With the warm weather, food trucks -- like daffodils -- are literally springing up all over. And not just the taco trucks of old.
A new generation of gourmet food trucks is bringing ethnic cuisines and exotic tastes to young urban dwellers, revitalizing neighborhoods and changing the way America eats. It's the fastest-growing category in the foodservice industry, according to an Intuit report, reaching a record $2.7 billion in forecasted revenue in 2017.
But it’s not as easy as it looks.
“We see these trucks selling fun food from all over the world and think, 'How hard could it be? It’s just two or three guys or gals in a truck,'" Carolyn Cawley, president of the U.S. Chamber of Commerce Foundation said. "But it's a lot harder than that. There are regulatory burdens and high costs for these entrepreneurs."
Cawley's organization released a new 12-month study called Food Truck Nation, which looks at the 20 cities across the country that have the highest concentration of food trucks, and ranks them according to how easy or hard it is to own a food truck in that city. The results were surprising.
“What we heard loud and clear from food truck owners in every city is they are encountering contradictory and often onerous regulations,” Cawley told ABC News. "The regulations that are impacting food trucks also end up hurting the consumer with less choices and higher costs."
5 most difficult cities to own a food truck
According to the study, the five most difficult cities to own a food truck are Boston; Washington, D.C.; San Francisco; Minneapolis and Seattle.
The five friendliest cities are Portland, Oregon, Denver, Orlando, Philadelphia and Indianapolis.
“We found in Washington, D.C., that food truck owners need to make 23 separate trips to local agencies to get a permit,” Cawley said. “In Denver, it’s just an eight-step process, and in parts of Los Angeles, such as West Hollywood, food trucks are required to move to a different street every hour.”
In New York City, which ranked ninth in the study, Eden Gebre-Egziabher owns Makina Café, the first Ethiopian-Eritrean food truck in New York City. Gebre-Egziabher, who has an MBA in marketing, cooks up distinctive, exotic meals based on recipes passed down over generations -- from specialty chicken to beef sambusas to vegetarian dishes marinated in homemade spices -- but says regulations impede her day-to-day workflow.
"New York City rules and regulations are definitely not in favor of food trucks,” Gebre-Egziabher told ABC News. “By law you are not allowed to vend where there’s metered parking. Automatically that eliminates most of the streets in NYC. Whenever food trucks park on the street we get a ticket -- every day we get a ticket. They are anywhere from $65 and then it goes up. My record was four tickets in one day.”

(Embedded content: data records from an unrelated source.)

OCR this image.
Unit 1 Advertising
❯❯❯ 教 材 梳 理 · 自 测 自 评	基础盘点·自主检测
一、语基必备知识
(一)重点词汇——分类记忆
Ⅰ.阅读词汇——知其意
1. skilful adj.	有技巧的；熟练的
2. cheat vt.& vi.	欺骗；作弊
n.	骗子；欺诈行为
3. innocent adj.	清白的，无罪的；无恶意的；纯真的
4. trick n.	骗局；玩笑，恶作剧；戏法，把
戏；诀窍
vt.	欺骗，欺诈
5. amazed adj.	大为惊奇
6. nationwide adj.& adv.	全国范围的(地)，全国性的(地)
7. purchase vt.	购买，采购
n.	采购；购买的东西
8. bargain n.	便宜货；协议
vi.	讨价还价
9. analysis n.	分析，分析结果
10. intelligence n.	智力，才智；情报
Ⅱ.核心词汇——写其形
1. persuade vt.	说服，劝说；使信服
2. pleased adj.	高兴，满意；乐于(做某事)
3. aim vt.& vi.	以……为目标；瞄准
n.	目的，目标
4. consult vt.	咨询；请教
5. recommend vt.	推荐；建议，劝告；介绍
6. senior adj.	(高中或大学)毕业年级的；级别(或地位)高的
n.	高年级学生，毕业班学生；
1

15 year wait-list for a license
Another hurdle: obtaining a license.
“They have a 15-year waiting list to get a permit in New York City,” Gebre-Egziabher said. “The people who have licenses in the past lease them out to others who are coming in. It's such a big commodity right now that these permits going from $25,000 to $30,000 -- not to own but just to lease. The city could give them out for about $250 each, but they haven’t done that and they haven’t said why."
It's a very different story in Philadelphia, which ranked fourth friendliest city in the study. Here, Robin Adema, who runs the popular Foolish Waffles food truck, said licenses are affordable, ranging from $150 to $350. It's finding a place to park that’s hard.

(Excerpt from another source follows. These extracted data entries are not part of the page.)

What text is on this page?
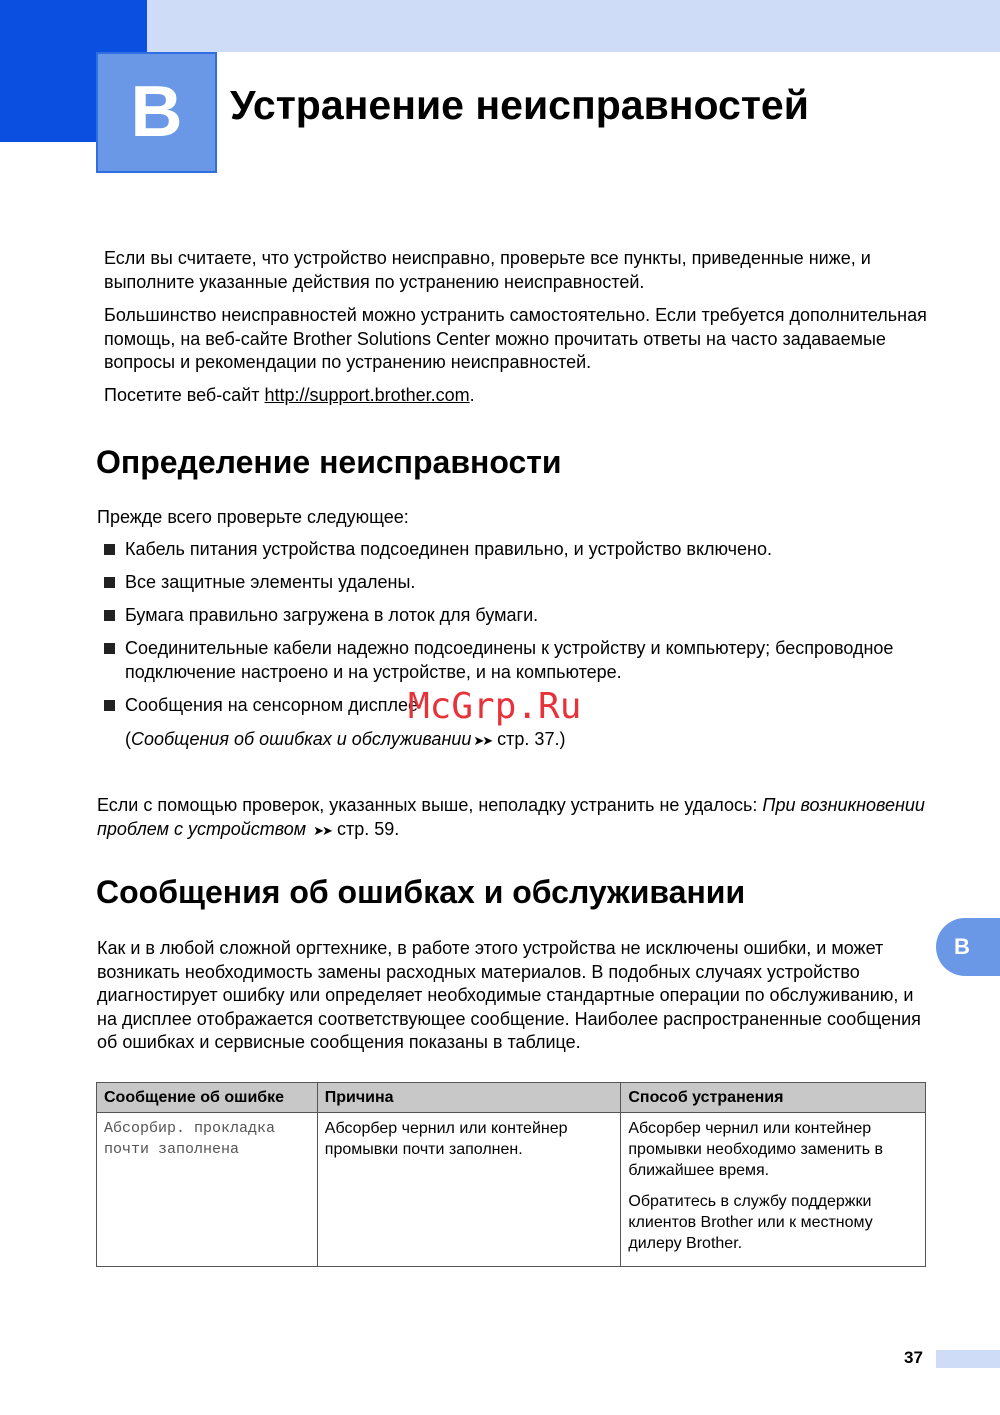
B	Устранение неисправностей

Если вы считаете, что устройство неисправно, проверьте все пункты, приведенные ниже, и выполните указанные действия по устранению неисправностей.

Большинство неисправностей можно устранить самостоятельно. Если требуется дополнительная помощь, на веб-сайте Brother Solutions Center можно прочитать ответы на часто задаваемые вопросы и рекомендации по устранению неисправностей.

Посетите веб-сайт http://support.brother.com.

Определение неисправности

Прежде всего проверьте следующее:

Кабель питания устройства подсоединен правильно, и устройство включено.
Все защитные элементы удалены.
Бумага правильно загружена в лоток для бумаги.
Соединительные кабели надежно подсоединены к устройству и компьютеру; беспроводное подключение настроено и на устройстве, и на компьютере.
Сообщения на сенсорном дисплее
(Сообщения об ошибках и обслуживании ➤➤ стр. 37.)
McGrp.Ru

Если с помощью проверок, указанных выше, неполадку устранить не удалось: При возникновении проблем с устройством ➤➤ стр. 59.

Сообщения об ошибках и обслуживании

Как и в любой сложной оргтехнике, в работе этого устройства не исключены ошибки, и может возникать необходимость замены расходных материалов. В подобных случаях устройство диагностирует ошибку или определяет необходимые стандартные операции по обслуживанию, и на дисплее отображается соответствующее сообщение. Наиболее распространенные сообщения об ошибках и сервисные сообщения показаны в таблице.

B
Сообщение об ошибке	Причина	Способ устранения
Абсорбир. прокладка почти заполнена	Абсорбер чернил или контейнер промывки почти заполнен.	Абсорбер чернил или контейнер промывки необходимо заменить в ближайшее время.

Обратитесь в службу поддержки клиентов Brother или к местному дилеру Brother.

37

“The biggest issue is where we are allowed to vend,” she told ABC News. “It’s pretty limited in the city center and most of the financial district. Also in areas like University City where there are lots of students and there’s a waiting list to get into those spots."
Fried chicken waffles and 'wagels'
Adema, who left her corporate job as a legal administrator four years ago to follow her passion, has built a loyal following with sweet and savory traditional Brussels and Liege waffles. She creates dishes like “wagels," similar to a bagel but with waffle dough, the pork belly banh-mi sandwich, the fried chicken waffle with bourbon pickled jalapenos, and the so-called ”sweet and salty” sugar waffle topped with black pepper bacon toffee, housemade salted caramel, whipped cream and smoked sea salt.
Another challenge: festivals and other events take 35 percent of their profit off the top.
“If we go to a venue and they charge us, they end up taking a third of our profit. That’s a lot when we don’t make that much money,” Robin told ABC News. “When a venue is taking 35 percent of our profit, we have to inflate our costs, which makes the customers mad, so we don’t make the money we used to make at those places, which limits the number of areas we can go to. It’s a vicious cycle.”
“We are seeing a real slow-down in growth,” Cawley told ABC News. “Some of the owners said they might hang it up. It’s too hard. ... It would be a real shame if regulation and red tape ended up stalling this revolution in American cuisine.”